Diversity is not usually the first word that comes to mind when you think of Minnesota, but it should be. From skyscrapers to sod houses, from timeless steamboat towns on the Mississippi and St. Croix Rivers to Wobegonic farm country in the west, and from Minneapolis’s world-class arts scene to a record-setting ball of twine, even seasoned travelers are likely to be impressed.
The one thing just about everyone does know about Minnesota is that this is some beautiful country. The boreal forests of the northeast fade into the tallgrass prairie of the southwest, and in between are the lakes — far more than the sloganned 10,000. I’ve been around the globe but have yet to find any place more beautiful than the Boundary Waters — thousands of lakes rimmed by ancient bedrock and littered with islands.

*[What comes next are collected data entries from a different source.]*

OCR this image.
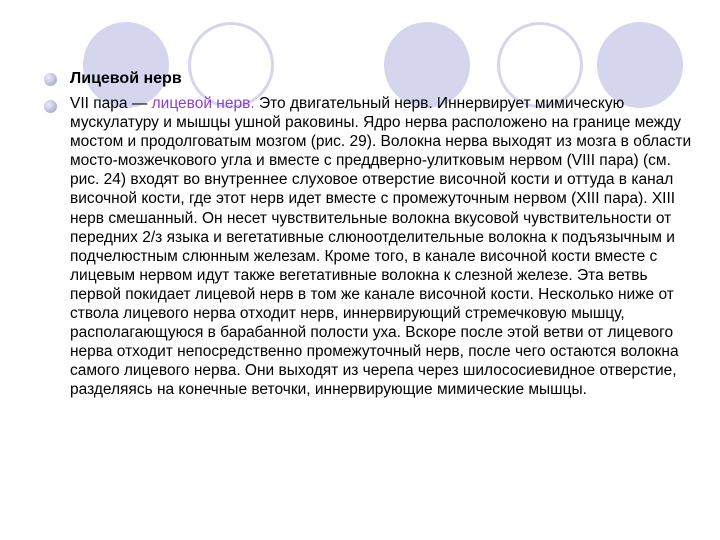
Лицевой нерв
VII пара — лицевой нерв. Это двигательный нерв. Иннервирует мимическую мускулатуру и мышцы ушной раковины. Ядро нерва расположено на границе между мостом и продолговатым мозгом (рис. 29). Волокна нерва выходят из мозга в области мосто-мозжечкового угла и вместе с преддверно-улитковым нервом (VIII пара) (см. рис. 24) входят во внутреннее слуховое отверстие височной кости и оттуда в канал височной кости, где этот нерв идет вместе с промежуточным нервом (XIII пара). XIII нерв смешанный. Он несет чувствительные волокна вкусовой чувствительности от передних 2/з языка и вегетативные слюноотделительные волокна к подъязычным и подчелюстным слюнным железам. Кроме того, в канале височной кости вместе с лицевым нервом идут также вегетативные волокна к слезной железе. Эта ветвь первой покидает лицевой нерв в том же канале височной кости. Несколько ниже от ствола лицевого нерва отходит нерв, иннервирующий стремечковую мышцу, располагающуюся в барабанной полости уха. Вскоре после этой ветви от лицевого нерва отходит непосредственно промежуточный нерв, после чего остаются волокна самого лицевого нерва. Они выходят из черепа через шилососиевидное отверстие, разделяясь на конечные веточки, иннервирующие мимические мышцы.
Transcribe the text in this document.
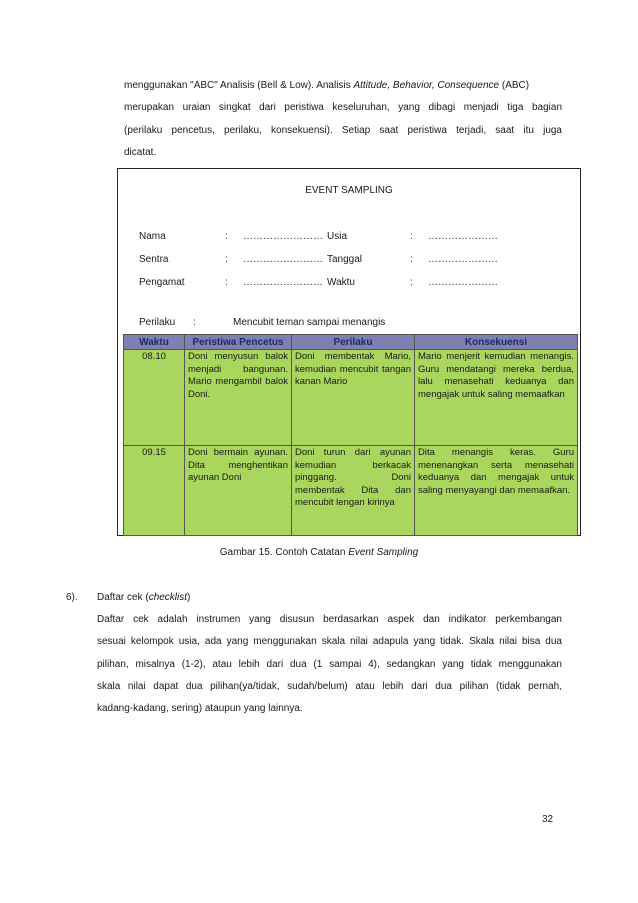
menggunakan "ABC" Analisis (Bell & Low). Analisis Attitude, Behavior, Consequence (ABC)
merupakan uraian singkat dari peristiwa keseluruhan, yang dibagi menjadi tiga bagian
(perilaku pencetus, perilaku, konsekuensi). Setiap saat peristiwa terjadi, saat itu juga
dicatat.
EVENT SAMPLING
Nama	: …………………… Usia	: …………………
Sentra	: …………………… Tanggal	: …………………
Pengamat	: …………………… Waktu	: …………………
Perilaku :	Mencubit teman sampai menangis
Waktu	Peristiwa Pencetus	Perilaku	Konsekuensi
08.10	Doni menyusun balok menjadi bangunan. Mario mengambil balok Doni.	Doni membentak Mario, kemudian mencubit tangan kanan Mario	Mario menjerit kemudian menangis. Guru mendatangi mereka berdua, lalu menasehati keduanya dan mengajak untuk saling memaafkan
09.15	Doni bermain ayunan. Dita menghentikan ayunan Doni	Doni turun dari ayunan kemudian berkacak pinggang. Doni membentak Dita dan mencubit lengan kirinya	Dita menangis keras. Guru menenangkan serta menasehati keduanya dan mengajak untuk saling menyayangi dan memaafkan.
Gambar 15. Contoh Catatan Event Sampling
6). Daftar cek (checklist)
Daftar cek adalah instrumen yang disusun berdasarkan aspek dan indikator perkembangan
sesuai kelompok usia, ada yang menggunakan skala nilai adapula yang tidak. Skala nilai bisa dua
pilihan, misalnya (1-2), atau lebih dari dua (1 sampai 4), sedangkan yang tidak menggunakan
skala nilai dapat dua pilihan(ya/tidak, sudah/belum) atau lebih dari dua pilihan (tidak pernah,
kadang-kadang, sering) ataupun yang lainnya.
32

Just next door, the rocky Lake Superior shore, lined with cliffs and waterfalls, is as lovely a coast as you’ll ever see. In the south, towering bluffs reach high above the Mississippi River, largely unchanged since Mark Twain and Henry David Thoreau rode by in steamboats.

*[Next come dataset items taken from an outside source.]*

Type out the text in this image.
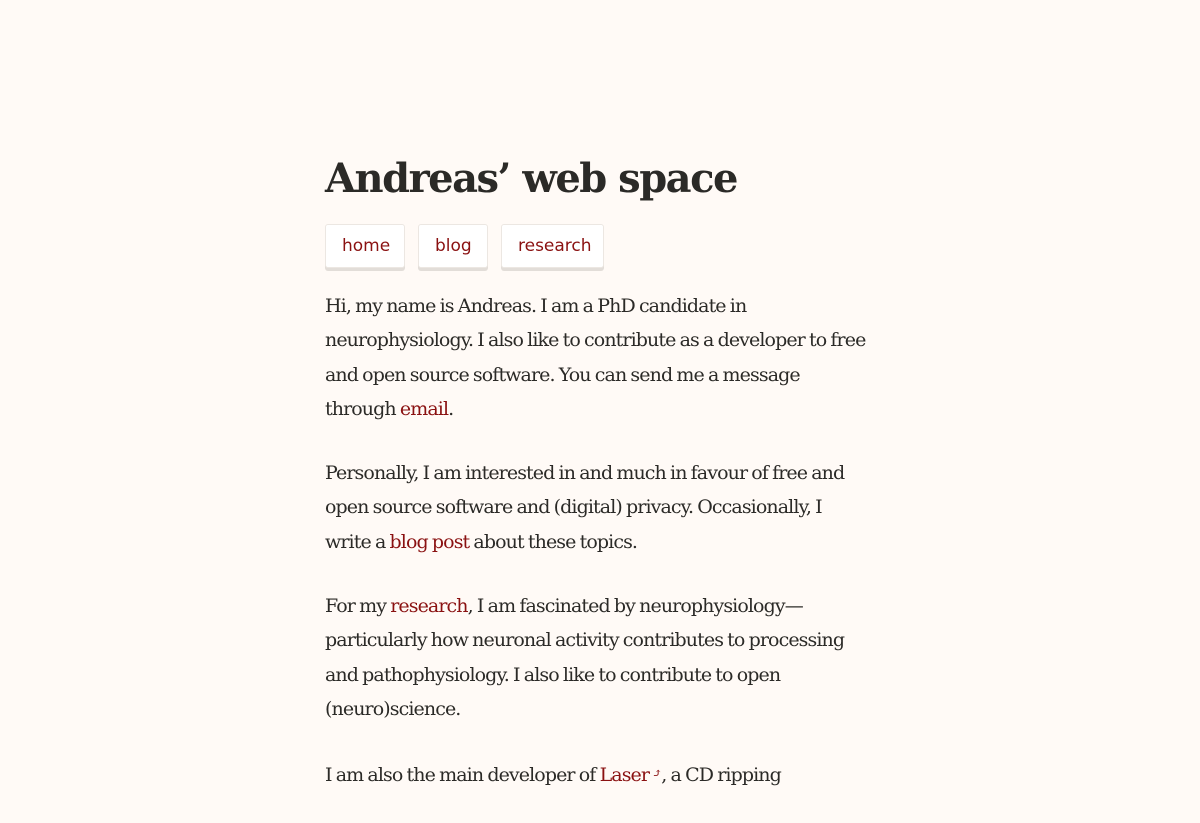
Andreas’ web space
home	blog	research

Hi, my name is Andreas. I am a PhD candidate in neurophysiology. I also like to contribute as a developer to free and open source software. You can send me a message through email.

Personally, I am interested in and much in favour of free and open source software and (digital) privacy. Occasionally, I write a blog post about these topics.

For my research, I am fascinated by neurophysiology—particularly how neuronal activity contributes to processing and pathophysiology. I also like to contribute to open (neuro)science.

I am also the main developer of Laser ⤴, a CD ripping
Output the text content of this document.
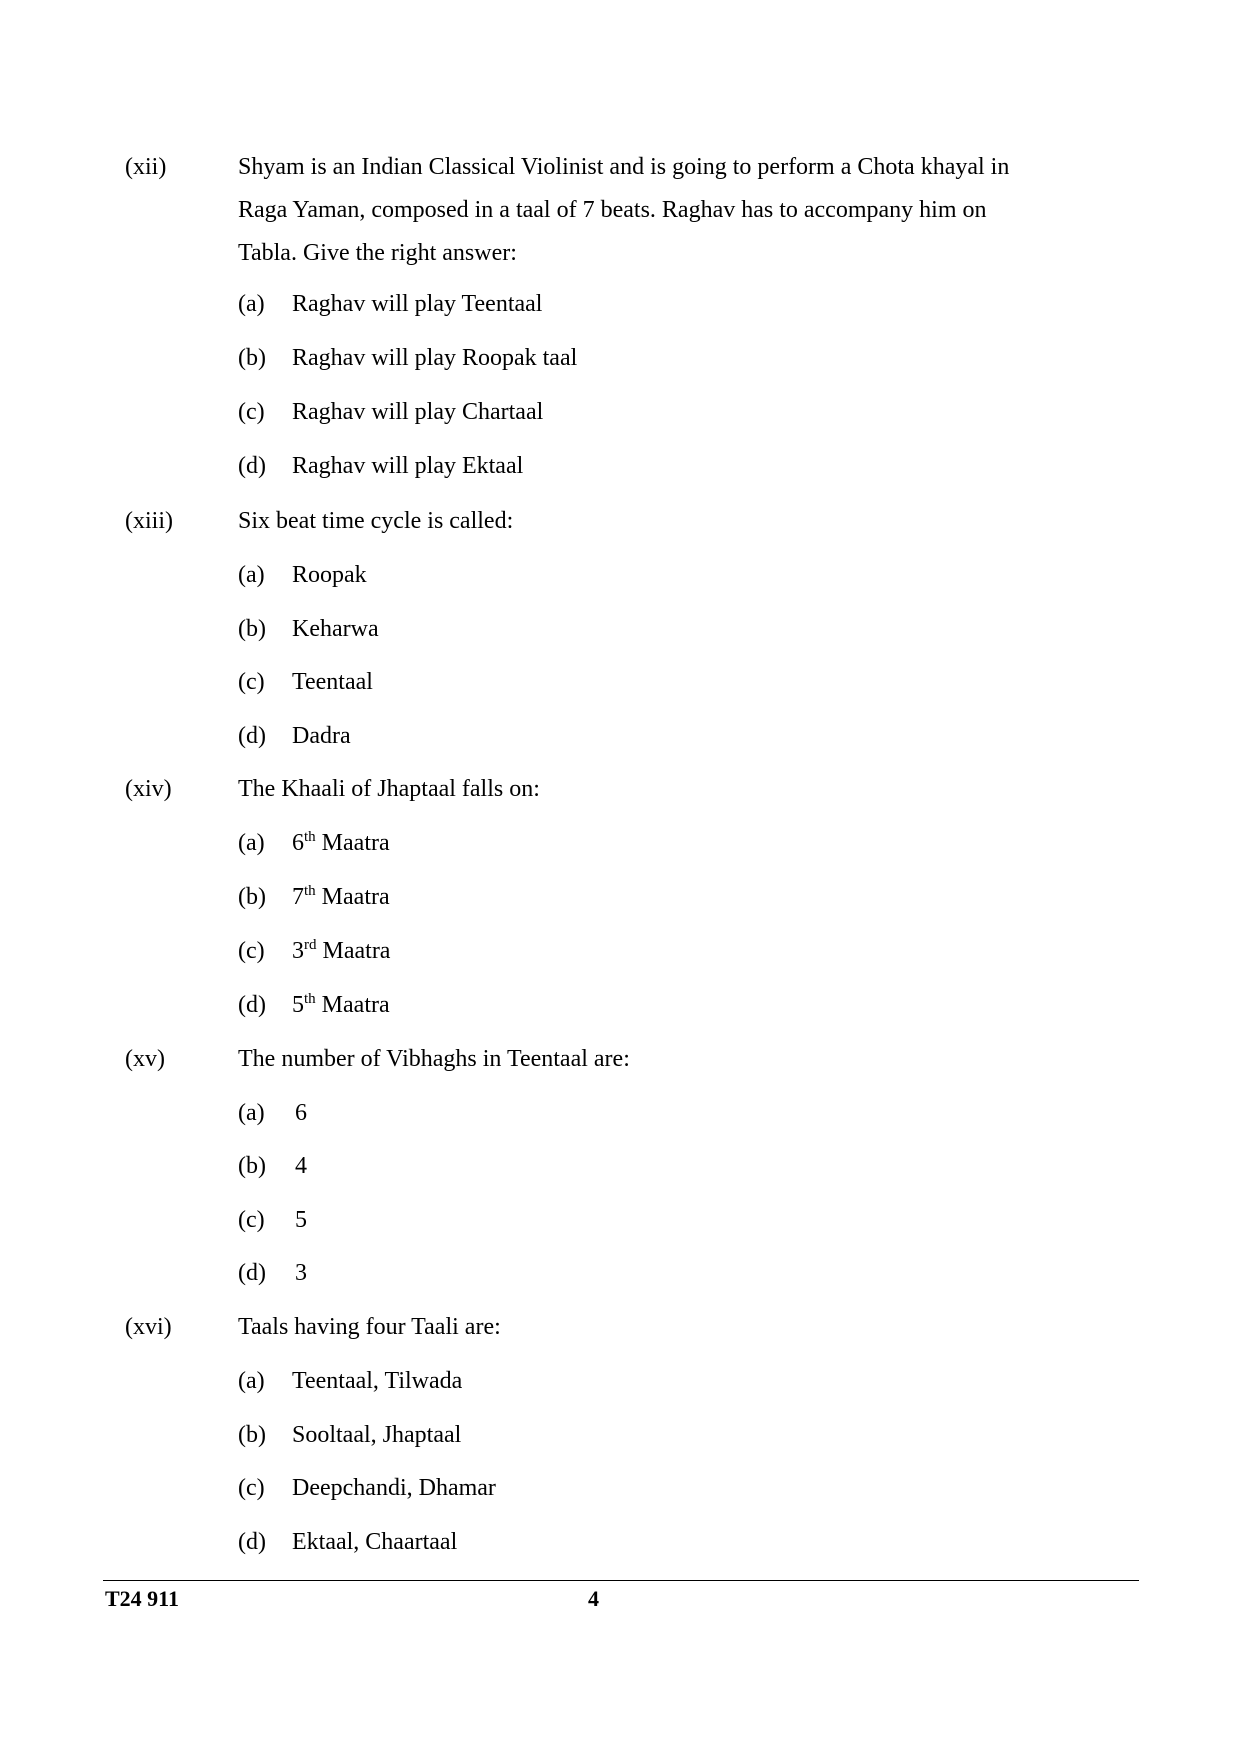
(xii)	Shyam is an Indian Classical Violinist and is going to perform a Chota khayal in Raga Yaman, composed in a taal of 7 beats. Raghav has to accompany him on Tabla. Give the right answer:
(a) Raghav will play Teentaal
(b) Raghav will play Roopak taal
(c) Raghav will play Chartaal
(d) Raghav will play Ektaal
(xiii)	Six beat time cycle is called:
(a) Roopak
(b) Keharwa
(c) Teentaal
(d) Dadra
(xiv)	The Khaali of Jhaptaal falls on:
(a) 6th Maatra
(b) 7th Maatra
(c) 3rd Maatra
(d) 5th Maatra
(xv)	The number of Vibhaghs in Teentaal are:
(a) 6
(b) 4
(c) 5
(d) 3
(xvi)	Taals having four Taali are:
(a) Teentaal, Tilwada
(b) Sooltaal, Jhaptaal
(c) Deepchandi, Dhamar
(d) Ektaal, Chaartaal
T24 911	4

Other than mountain climbing, your options for getting out into this glorious wilderness are endless. With one million acres, but no roads, the Boundary Waters Canoe Area Wilderness just might be the best quiet-water paddling in the world. Bikers can bypass the traffic since Minnesota is a leader in rail-to-trail conversions. Rock hounds can scale some of the best walls between Seneca and Boulder. And, of course, the fun doesn’t stop when the snow falls: from snowboards to dogsleds, you can try it all.
While it’s easy to joke about Minnesota’s Scandinavian heritage — which does in fact live on in church-basement lutefisk dinners and the quiet exclamation, “Uff-da!” — that doesn’t do justice to the state’s real ethnic diversity. Native American communities in the north work hard to maintain their traditions, and Minnesota is home to the largest Somali population in the United States and the largest urban Hmong population in the world, as well as sizable and established Mexican, Russian, Tibetan, Asian, and East African communities.
Add in the state’s high wages and low cost of living, and it’s not surprising when Minnesota regularly tops nationwide rankings in quality of life. Don’t be surprised if, after your visit, you just can’t bring yourself to leave: Every year thousands of people arrive as visitors and return as residents.